Que faut-il penser de ce projet?

Concernant l’obligation de résultat, il était temps! Voilà des années que la CFTC réclame l’égalité réelle et non théorique. J’ai quand même deux réserves.

La première porte sur l’ambition même de ce projet. Le chiffre sur lequel le document s’appuie est celui des 9% d’écart de rémunération «toutes choses égales par ailleurs», une donnée purement comptable. Sauf que, lorsqu’on prend en compte les autres inégalités professionnelles, de type temps partiel ou manque de mixité des secteurs, des métiers, on obtient un chiffre de 25%! C’est bien à partir de celui-là que l’on devrait travailler, non?

Ma seconde réserve porte sur les moyens. L’enveloppe de rattrapage est une idée judicieuse; en pratique, tout dépend de ses modalités d’utilisation. Idem pour les objectifs de contrôle et d’intervention renforcés de l’inspection du travail – c’était d’ailleurs l’une de nos demandes. Mais pour que ces objectifs soient effectifs, les moyens doivent suivre! C’est cela que nous devons faire préciser au gouvernement.

Y a-t-il d’autres points que vous jugez positifs?

Davantage de droits à la formation seront accordés aux salariés à temps partiel – des femmes à 80%. Nous ne pouvons que nous en réjouir : il y a des années que nous formulons cette demande (2) . Concernant le volet de prévention des violences, l’accent mis sur la formation et la diffusion des outils existants est un excellent point. De même pour la mise en place d’un référent sur ce sujet, formé et identifiable par tous les salariés.

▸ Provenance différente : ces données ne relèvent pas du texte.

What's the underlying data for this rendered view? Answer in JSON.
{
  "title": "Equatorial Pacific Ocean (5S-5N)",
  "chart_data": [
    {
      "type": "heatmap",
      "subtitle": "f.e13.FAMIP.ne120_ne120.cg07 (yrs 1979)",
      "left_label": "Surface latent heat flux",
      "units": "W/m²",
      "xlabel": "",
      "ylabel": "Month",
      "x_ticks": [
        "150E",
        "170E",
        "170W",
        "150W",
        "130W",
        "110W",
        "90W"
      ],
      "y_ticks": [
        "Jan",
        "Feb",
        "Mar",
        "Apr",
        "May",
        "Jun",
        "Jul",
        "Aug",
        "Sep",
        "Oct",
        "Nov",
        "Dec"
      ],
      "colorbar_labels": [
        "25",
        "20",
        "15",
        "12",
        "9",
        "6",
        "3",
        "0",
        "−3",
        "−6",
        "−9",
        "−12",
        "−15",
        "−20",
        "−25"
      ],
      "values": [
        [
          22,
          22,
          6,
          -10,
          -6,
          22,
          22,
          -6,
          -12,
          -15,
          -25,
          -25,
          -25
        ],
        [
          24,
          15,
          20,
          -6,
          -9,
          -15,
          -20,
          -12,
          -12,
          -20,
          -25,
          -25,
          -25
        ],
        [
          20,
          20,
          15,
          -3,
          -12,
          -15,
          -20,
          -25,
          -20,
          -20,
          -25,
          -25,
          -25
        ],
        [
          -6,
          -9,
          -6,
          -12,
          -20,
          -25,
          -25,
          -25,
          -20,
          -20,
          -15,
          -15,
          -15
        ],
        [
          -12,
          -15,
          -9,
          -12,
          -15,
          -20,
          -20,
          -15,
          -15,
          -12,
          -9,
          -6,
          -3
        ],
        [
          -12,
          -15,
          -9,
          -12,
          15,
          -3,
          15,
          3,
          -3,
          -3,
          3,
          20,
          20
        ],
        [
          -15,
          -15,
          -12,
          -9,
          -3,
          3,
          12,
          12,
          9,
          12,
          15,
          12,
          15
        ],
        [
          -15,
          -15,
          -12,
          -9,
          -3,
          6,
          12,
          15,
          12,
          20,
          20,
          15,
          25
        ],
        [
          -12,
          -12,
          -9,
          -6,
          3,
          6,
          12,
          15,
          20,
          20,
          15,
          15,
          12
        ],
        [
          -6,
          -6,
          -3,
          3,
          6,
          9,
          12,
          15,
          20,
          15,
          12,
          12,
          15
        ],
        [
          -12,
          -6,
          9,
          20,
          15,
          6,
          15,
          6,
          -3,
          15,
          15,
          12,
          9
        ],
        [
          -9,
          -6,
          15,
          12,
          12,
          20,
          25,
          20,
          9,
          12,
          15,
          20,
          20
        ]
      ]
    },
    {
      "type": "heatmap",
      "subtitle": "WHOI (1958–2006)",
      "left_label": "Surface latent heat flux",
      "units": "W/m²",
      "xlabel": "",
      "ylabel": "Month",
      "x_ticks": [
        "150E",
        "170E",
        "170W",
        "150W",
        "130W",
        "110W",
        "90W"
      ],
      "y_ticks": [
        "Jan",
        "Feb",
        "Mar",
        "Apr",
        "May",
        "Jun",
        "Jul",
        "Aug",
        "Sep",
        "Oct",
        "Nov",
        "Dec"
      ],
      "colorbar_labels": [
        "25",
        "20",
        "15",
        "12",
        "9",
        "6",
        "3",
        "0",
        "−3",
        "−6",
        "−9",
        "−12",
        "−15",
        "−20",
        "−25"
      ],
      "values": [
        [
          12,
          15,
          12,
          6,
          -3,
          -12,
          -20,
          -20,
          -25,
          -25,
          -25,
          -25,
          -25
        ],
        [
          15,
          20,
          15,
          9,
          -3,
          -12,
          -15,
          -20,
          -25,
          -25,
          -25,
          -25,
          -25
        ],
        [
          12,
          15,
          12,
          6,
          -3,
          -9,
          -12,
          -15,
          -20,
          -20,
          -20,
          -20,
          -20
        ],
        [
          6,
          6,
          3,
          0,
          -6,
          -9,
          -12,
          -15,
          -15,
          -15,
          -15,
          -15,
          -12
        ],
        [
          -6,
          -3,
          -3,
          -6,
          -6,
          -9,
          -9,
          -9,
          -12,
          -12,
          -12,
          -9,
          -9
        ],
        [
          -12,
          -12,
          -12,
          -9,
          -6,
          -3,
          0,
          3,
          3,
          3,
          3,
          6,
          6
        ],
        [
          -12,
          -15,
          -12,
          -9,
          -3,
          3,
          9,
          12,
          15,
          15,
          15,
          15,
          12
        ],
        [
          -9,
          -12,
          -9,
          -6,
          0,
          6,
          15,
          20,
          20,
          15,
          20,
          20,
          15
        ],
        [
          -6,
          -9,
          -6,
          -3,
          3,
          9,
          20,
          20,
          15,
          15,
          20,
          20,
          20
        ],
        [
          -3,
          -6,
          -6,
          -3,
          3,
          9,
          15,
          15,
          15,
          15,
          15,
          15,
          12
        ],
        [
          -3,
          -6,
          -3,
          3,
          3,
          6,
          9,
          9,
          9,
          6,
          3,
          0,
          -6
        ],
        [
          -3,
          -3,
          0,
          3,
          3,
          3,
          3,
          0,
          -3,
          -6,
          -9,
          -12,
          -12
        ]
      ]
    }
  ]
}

En revanche, nous porterons une attention particulière à son statut : si celui-ci n’est pas protégé, son périmètre d’action risque de s’en trouver limité.

Et, à l’inverse, y a-t-il des « blancs », des lacunes, que vous regrettez ?

En miroir de la rémunération de l’activité des femmes, il y a la question de leurs retraites. En moyenne, les femmes perçoivent 993 € de retraite contre 1642€ pour les hommes… Les pensions de réversion et les prestations familiales constituent bien souvent leur unique bouée pour se maintenir à flot. L’égalité ne peut pas se mesurer uniquement à l’aune du salaire; elle englobe d’épineuses questions de société allant de la garde des enfants aux aidants familiaux, en passant par la cherté du logement. En fait, il faut saisir que l’égalité des femmes ne sera concrète que le jour où elles pourront opérer de vrais choix de vie, et non les subir pour des questions financières ou d’impossibles conciliations. Le jour où l’omerta sur les violences qu’elles subissent sera brisée. C’est tout l’enjeu de cette concertation collective.

Quelles sont les échéances pour cette concertation?

 Nous n’avons que cinq semaines pour proposer nos idées et en débattre. Tout sera clos à la mi-avril.

Propos recueillis par MV 1.

(1)Au 1er janvier 2019 pour les entreprises de plus de 250 salariés, au 1er janvier 2020 pour celles qui en comptent 50 à 250 –

(2)« Il faudrait favoriser l’accès des femmes à la formation professionnelle. On pourrait imaginer d’affecter le produit des sanctions financières perçues auprès des entreprises qui ne respectent pas la loi sur l’égalité au financement des frais de formation des femmes », interview de Pascale Coton dans Actuel CE du 8 mars 2016, propos recueillis par Bernard Domergue.